Per la fine di maggio le rose saranno in piena e generosa fioritura.

Coltivazione della rosa – Cure estive

Quando la fioritura primaverile è giunta alla fine, le piante devono essere sottoposte ad una piccola toletta: si rimondano da tutti i rami e dalle fronde ritenute ingombranti e di nessun valore, si raccorciano gli steli che hanno fiorito, si asportano i rami secchi e si svasa un po’ la parte centrale.

Eseguita la toletta si procede con la sarchiatura, allo scopo di aerare il terreno e pulirlo dalle erbe invadenti.
se le piante hanno bisogno di essere concimate, lo si faccia il più presto possibile, soprattutto quando si tratta di concimi contenenti azoto.
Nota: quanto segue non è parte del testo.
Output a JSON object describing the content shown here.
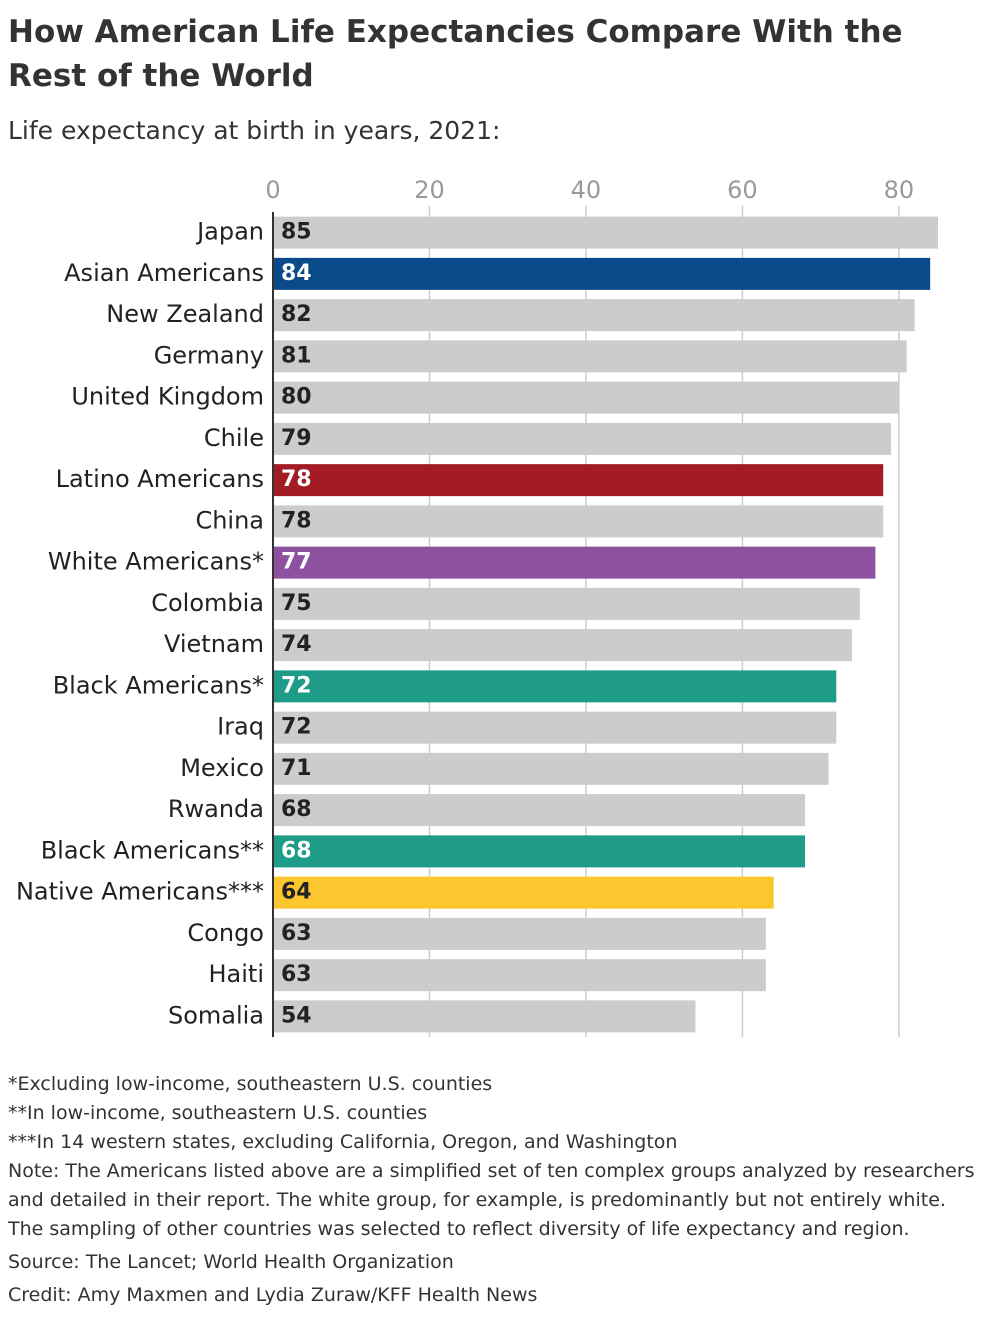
{
  "chart_data": {
    "type": "bar",
    "orientation": "horizontal",
    "title": "How American Life Expectancies Compare With the Rest of the World",
    "subtitle": "Life expectancy at birth in years, 2021:",
    "categories": [
      "Japan",
      "Asian Americans",
      "New Zealand",
      "Germany",
      "United Kingdom",
      "Chile",
      "Latino Americans",
      "China",
      "White Americans*",
      "Colombia",
      "Vietnam",
      "Black Americans*",
      "Iraq",
      "Mexico",
      "Rwanda",
      "Black Americans**",
      "Native Americans***",
      "Congo",
      "Haiti",
      "Somalia"
    ],
    "values": [
      85,
      84,
      82,
      81,
      80,
      79,
      78,
      78,
      77,
      75,
      74,
      72,
      72,
      71,
      68,
      68,
      64,
      63,
      63,
      54
    ],
    "colors": [
      "#cccccc",
      "#0a4a8a",
      "#cccccc",
      "#cccccc",
      "#cccccc",
      "#cccccc",
      "#a31c24",
      "#cccccc",
      "#8e51a0",
      "#cccccc",
      "#cccccc",
      "#1f9c88",
      "#cccccc",
      "#cccccc",
      "#cccccc",
      "#1f9c88",
      "#fcc62f",
      "#cccccc",
      "#cccccc",
      "#cccccc"
    ],
    "xlim": [
      0,
      85
    ],
    "xticks": [
      0,
      20,
      40,
      60,
      80
    ],
    "grid": true,
    "notes": [
      "*Excluding low-income, southeastern U.S. counties",
      "**In low-income, southeastern U.S. counties",
      "***In 14 western states, excluding California, Oregon, and Washington",
      "Note: The Americans listed above are a simplified set of ten complex groups analyzed by researchers and detailed in their report. The white group, for example, is predominantly but not entirely white. The sampling of other countries was selected to reflect diversity of life expectancy and region."
    ],
    "source": "Source: The Lancet; World Health Organization",
    "credit": "Credit: Amy Maxmen and Lydia Zuraw/KFF Health News"
  }
}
Durante l’estate l’occupazione più frequente consiste nell’annacquare, per nessun motivo le rose devono soffrire la sete, facendo attenzione a non bagnare le foglie.

Coltivazione delle rosa – Cure autunnali

Se alla fine dell’estate le piante sono vigorose e sane, richiederanno poca cura e assistenza durante il periodo autunnale.

Durante l’autunno le rose non hanno bisogno di essere concimate e lavorate, anche gli insetti vanno scomparendo e le malattie infettive perdono virulenza.

Tutto procede nel migliore dei modi per le rose da giardino.

Ma questa situazione favorevole purtroppo è di breve durata, la luce diminuisce insieme al calore e una folata di gelo presto o tardi le costringerà al riposo.